Dr. Danka Thalmeinerova, GWP’s Senior Knowledge Management Officer, attended GWP’s Coordinated Land and Water Governance workshop in Pretoria, South Africa, June 15-16, 2015. In this blog she shares highlights, and insights she gained.
An introduction by Madiodio Niasse of GWP’s Technical Committee set out key questions such as:
- How can you integrate water and land if you mainly work from a water angle (risk of putting too much emphasis on water at the expense of land)?
- The world has been managing land and water separately without major problems, why should we look at these resources simultaneously now?
- How does coordinated governance of land and water contribute to food security?
The popular term is “land grabbing” but the participants did not like the negative connotation. Are all forms of “land investments” a case of “grabbing”?
Apparently there is a slowing down of such deals, but the most targeted region is Africa. The most frequent buyers come from the UK and the USA. Other big buyers include the United Arab Emirates, Saudi Arabia, Egypt, and China. The Land Matrix is an online tool that records all known deals.
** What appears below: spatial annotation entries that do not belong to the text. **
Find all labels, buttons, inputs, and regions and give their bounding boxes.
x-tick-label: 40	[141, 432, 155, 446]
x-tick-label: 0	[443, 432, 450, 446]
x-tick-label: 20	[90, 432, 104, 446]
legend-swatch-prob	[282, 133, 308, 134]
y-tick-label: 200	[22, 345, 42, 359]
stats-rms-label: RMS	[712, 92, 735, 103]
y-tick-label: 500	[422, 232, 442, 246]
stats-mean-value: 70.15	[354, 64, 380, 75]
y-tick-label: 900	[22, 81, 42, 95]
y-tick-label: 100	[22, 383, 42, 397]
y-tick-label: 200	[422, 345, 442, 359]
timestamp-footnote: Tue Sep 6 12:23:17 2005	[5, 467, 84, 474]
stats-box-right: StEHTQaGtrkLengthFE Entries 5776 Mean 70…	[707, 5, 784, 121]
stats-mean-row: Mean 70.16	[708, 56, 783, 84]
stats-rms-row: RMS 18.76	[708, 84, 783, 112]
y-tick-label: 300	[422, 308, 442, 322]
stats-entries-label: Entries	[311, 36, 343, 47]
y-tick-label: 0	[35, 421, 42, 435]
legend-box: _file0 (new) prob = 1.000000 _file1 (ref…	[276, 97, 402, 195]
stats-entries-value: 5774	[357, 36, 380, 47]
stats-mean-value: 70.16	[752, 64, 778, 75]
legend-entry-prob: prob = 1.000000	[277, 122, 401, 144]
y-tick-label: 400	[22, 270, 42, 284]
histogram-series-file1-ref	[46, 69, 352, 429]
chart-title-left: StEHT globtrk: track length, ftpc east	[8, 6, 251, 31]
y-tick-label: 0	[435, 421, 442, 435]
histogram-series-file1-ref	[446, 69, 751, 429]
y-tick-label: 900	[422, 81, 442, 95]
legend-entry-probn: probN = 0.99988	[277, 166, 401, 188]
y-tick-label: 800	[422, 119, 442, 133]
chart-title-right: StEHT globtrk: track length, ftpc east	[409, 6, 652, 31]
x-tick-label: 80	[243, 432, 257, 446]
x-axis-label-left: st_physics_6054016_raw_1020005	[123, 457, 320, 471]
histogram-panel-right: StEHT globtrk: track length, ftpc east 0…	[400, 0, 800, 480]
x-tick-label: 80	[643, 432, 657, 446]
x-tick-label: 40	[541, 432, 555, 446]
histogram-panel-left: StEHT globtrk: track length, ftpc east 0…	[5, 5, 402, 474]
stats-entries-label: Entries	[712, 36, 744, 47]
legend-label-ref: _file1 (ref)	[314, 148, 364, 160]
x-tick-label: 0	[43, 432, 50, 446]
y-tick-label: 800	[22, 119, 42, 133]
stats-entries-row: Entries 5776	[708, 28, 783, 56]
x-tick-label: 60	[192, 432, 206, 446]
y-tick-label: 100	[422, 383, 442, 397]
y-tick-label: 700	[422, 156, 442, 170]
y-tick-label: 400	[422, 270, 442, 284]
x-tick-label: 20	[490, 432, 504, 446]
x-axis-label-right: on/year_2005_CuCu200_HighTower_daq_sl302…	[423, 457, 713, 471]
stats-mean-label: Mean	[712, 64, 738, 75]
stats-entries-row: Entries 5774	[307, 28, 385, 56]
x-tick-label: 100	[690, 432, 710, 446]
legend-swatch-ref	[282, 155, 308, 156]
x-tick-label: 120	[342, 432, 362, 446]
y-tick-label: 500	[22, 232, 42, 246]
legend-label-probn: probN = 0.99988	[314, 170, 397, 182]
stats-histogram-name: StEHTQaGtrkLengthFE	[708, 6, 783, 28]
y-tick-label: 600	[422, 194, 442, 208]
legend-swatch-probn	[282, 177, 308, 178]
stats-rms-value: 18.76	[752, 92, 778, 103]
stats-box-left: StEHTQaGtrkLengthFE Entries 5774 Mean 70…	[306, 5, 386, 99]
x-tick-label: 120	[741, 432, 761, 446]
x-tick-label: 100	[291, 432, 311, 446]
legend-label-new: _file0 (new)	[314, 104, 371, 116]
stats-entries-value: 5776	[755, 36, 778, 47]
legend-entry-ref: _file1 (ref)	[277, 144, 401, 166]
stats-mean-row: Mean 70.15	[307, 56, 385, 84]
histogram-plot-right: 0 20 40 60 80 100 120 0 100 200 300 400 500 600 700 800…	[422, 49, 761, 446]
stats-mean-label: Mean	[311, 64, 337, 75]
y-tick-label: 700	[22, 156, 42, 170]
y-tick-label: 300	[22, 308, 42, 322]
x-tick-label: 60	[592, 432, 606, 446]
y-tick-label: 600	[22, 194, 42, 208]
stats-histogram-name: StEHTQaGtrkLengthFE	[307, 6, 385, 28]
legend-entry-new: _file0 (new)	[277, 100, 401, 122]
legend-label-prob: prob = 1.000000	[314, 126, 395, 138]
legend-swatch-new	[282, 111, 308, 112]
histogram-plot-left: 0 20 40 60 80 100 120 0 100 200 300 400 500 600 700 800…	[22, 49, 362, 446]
Ward Anseeuw (CIRAD and University of Pretoria) emphasized that a rush for land is triggered by a range of drivers, food being the main one, but also biofuels production. Ruhiza Boroto (FAO-Africa) noted that from 2000-2012, a total area of approximately 3.4 million hectares (the size of the Netherlands) has been bought in Africa. Of this, 26% was acquired for growing food crops, 68% for biofuels, 3% for cotton, and 3% for livestock.
Interestingly, only about 25% of land deals include information about the water on or under the land. The volume of water to be extracted is not usually specified in contracts, and water pricing, where it exists, is not related to volume extracted. This has far-reaching implications, not only for the water sector which is impacted by land investments in a particular country, but for transboundary waters as well. Information about changes in land use are not mentioned in the UN Water Convention, and are rarely the subject of neighbor notification, said Anton Earle (SIWI).
Workshop speakers shared experiences on how coordinated land and water management contributes to food security. A case study from Burkina Faso, presented by Tiemtoré Mahamoudou (GWP West Africa), illustrated how small-scale irrigation works with both surface and groundwater resources and how farmers learned appropriate farming techniques to ensure production during dry seasons. The project began in 2001 and a strategy for sustainable development of irrigated agriculture was adopted in 2003. Currently, more than 120 billion Central African Francs have been mobilized for its implementation. Nevertheless, there are still constraints such as poor maintenance of irrigation devices and insecure land use rights.
Rudo Sanyanga (Oxfam) focused on campaigns in rural communities to help women obtain their fair share of water resources on which their livelihoods depend. An example from Malawi, by Robert Kafakoma (Training Support for Partners), showed how land monitoring and recording systems safeguard women’s land and water rights. Land dispute registers become a deterrent to corruption, and women are getting their land back. Water aspects may not be addressed specifically, but it is obvious that ‘when a local person has piece of land, they usually have water there.’
Governance is about power, access to information, and political economy. While a lot can be learned through pilot projects among the poor, a need for governance changes must be made at the top levels of government. How can we multiply and scale up small community examples to translate them into a common, national policy? The coordination and integration of land and water use is expensive, long-term, politically sensitive, and complicated – but must be done. Researchers should help policy makers identify the synergies between the two sectors so that they are not in conflict, but move together for positive human development.
The workshop, attended by 32 participants (15 women), was organized by the GWP Technical Committee in collaboration with the International Land Coalition (ILC) and the International Water Management Institute (IWMI). Presentations are online at SlideShare.